A couple weeks ago we posted a piece on the Alexandria Drafting Company and their Structure Atlases. That post made me think of the old-school maps, like the ones printed in the ADC Atlases. Back before 1995, topographic maps were the only game in town to understand the bottom topography of a lake. With today’s mapping technology and GPS, the old paper maps have been rendered obsolete for the most part. Have the new mapping capabilities rendered the past technology a lost art. I don’t think so.
I’ve been unpacking boxes that have been sealed for years after several moves. In one of these boxes were a number of old topographic maps I’ve collected over my years of bass fishing, and they brought back a flood of memories. Lakes I grew up fishing, tournament prep and the comradery of fishing the club I belonged to as a kid in 1978. All good.
Today’s electronic mapping provides a lot of plusses compared to the old-school way. Most new electronic mapping has one-foot intervals, the ability to look at a body of water with the lake elevation adjusted for high or low water, the ability to pin a waypoint in an exact position, and it makes it magnitudes of order easier to find and relocate offshore structure. There’s no doubt that it is superior to the paper maps of days long past.
But to me, there’s a downside to the electronic mapping. That downside is it’s difficult to look at your graph when you’re in the house preparing for your trip and unless you have a 40-inch computer screen, it’s difficult to get a look at an entire lake or river on your computer. A topo map allows you to see it all.
After posting the piece on Alexandria Drafting Company, I remembered seeing an article written by Don Siefert in the Fall 1976 issue of Western Bass magazine. The title of the article was “How to Read Topo Maps.” I remember first reading this article in 1976, before I even had a flasher, and it started me on my quest to understand what was below the water.

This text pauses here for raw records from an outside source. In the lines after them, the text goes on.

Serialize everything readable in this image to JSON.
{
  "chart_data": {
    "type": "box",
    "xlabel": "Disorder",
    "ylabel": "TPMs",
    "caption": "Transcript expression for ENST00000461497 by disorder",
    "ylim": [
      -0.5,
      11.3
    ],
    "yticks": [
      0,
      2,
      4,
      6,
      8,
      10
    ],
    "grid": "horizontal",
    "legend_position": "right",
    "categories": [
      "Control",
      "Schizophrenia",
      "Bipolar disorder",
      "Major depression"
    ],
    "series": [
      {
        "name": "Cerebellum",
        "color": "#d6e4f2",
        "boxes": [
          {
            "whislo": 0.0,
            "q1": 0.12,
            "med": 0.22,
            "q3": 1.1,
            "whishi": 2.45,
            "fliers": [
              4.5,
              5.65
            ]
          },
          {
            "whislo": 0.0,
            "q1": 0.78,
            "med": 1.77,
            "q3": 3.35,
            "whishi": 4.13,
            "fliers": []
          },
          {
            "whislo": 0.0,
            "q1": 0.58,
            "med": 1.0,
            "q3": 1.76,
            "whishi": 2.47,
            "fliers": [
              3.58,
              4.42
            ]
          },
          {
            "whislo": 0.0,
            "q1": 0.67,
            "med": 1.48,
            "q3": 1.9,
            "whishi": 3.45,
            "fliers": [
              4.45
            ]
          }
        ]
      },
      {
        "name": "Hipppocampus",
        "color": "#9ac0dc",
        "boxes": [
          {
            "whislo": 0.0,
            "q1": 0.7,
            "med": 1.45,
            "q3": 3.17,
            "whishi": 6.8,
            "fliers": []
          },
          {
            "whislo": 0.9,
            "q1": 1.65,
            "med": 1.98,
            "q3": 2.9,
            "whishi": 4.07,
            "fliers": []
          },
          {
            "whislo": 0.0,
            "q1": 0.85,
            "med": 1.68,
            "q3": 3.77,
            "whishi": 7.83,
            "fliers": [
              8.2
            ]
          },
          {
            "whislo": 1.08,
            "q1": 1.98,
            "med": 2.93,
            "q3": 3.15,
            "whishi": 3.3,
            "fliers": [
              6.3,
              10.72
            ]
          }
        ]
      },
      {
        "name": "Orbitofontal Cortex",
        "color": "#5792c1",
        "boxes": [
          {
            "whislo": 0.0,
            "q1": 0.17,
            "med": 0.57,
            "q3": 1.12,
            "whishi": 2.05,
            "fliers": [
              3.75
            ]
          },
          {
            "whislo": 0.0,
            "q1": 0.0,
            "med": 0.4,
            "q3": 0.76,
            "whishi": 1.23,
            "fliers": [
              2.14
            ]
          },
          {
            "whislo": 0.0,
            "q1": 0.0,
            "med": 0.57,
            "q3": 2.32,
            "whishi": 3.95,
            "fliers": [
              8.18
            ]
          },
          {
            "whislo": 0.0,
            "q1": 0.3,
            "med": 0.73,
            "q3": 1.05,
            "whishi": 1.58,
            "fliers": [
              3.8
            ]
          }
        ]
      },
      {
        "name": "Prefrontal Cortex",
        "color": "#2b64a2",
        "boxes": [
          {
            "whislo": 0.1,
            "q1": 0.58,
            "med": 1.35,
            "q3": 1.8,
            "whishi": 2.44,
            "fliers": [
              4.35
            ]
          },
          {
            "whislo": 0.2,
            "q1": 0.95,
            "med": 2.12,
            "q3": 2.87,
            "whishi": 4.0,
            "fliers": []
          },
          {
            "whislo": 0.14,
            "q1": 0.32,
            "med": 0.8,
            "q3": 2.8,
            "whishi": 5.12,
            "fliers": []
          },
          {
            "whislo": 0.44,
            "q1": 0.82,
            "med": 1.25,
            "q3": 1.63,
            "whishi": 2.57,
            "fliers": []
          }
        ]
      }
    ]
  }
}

For those of you outside southern California and younger than 45, Don’s name probably doesn’t mean anything to you at all. But for those of us in our 50s who fished the area back then, Don was a genius at deep-water angling and even more so at the use of depth finders. He was on the Lowrance pro staff in the 70s, 80s and maybe even into the 90s. He could do things with a paper graph and flasher that would impress even Darrell Lowrance.
Anyway, I reread the article and the information in it holds as true today as it did way back in the 70s. Unfortunately, I don’t think anyone even prints material like this anymore – even with respect to electronic mapping. When was the last time you saw an article in a magazine that showed a topo map, paper or electronic, and described how to use it to find fish? The young folks out there wanting to learn how to find and catch fish need this information.
Because of that, I felt it would be good to scan the entire article and post it here (Retro ads included at no cost) for you to check out – See below for readable pictures of the article. Maybe I’m wrong, maybe the young crowd still uses topo maps, but the layer of dust you see on paper maps at any tackle store surely seems to point in another direction.
In the meantime, I’m studying new old-school maps I’ve attained of eastern Tennessee impoundments that are now called home. Over time I expect I’ll fill them in with pencil and pen marks denoting good areas, just like on the maps I recently dug out of my archives.
Is the past technology a lost art? Give me your opinion on the subject.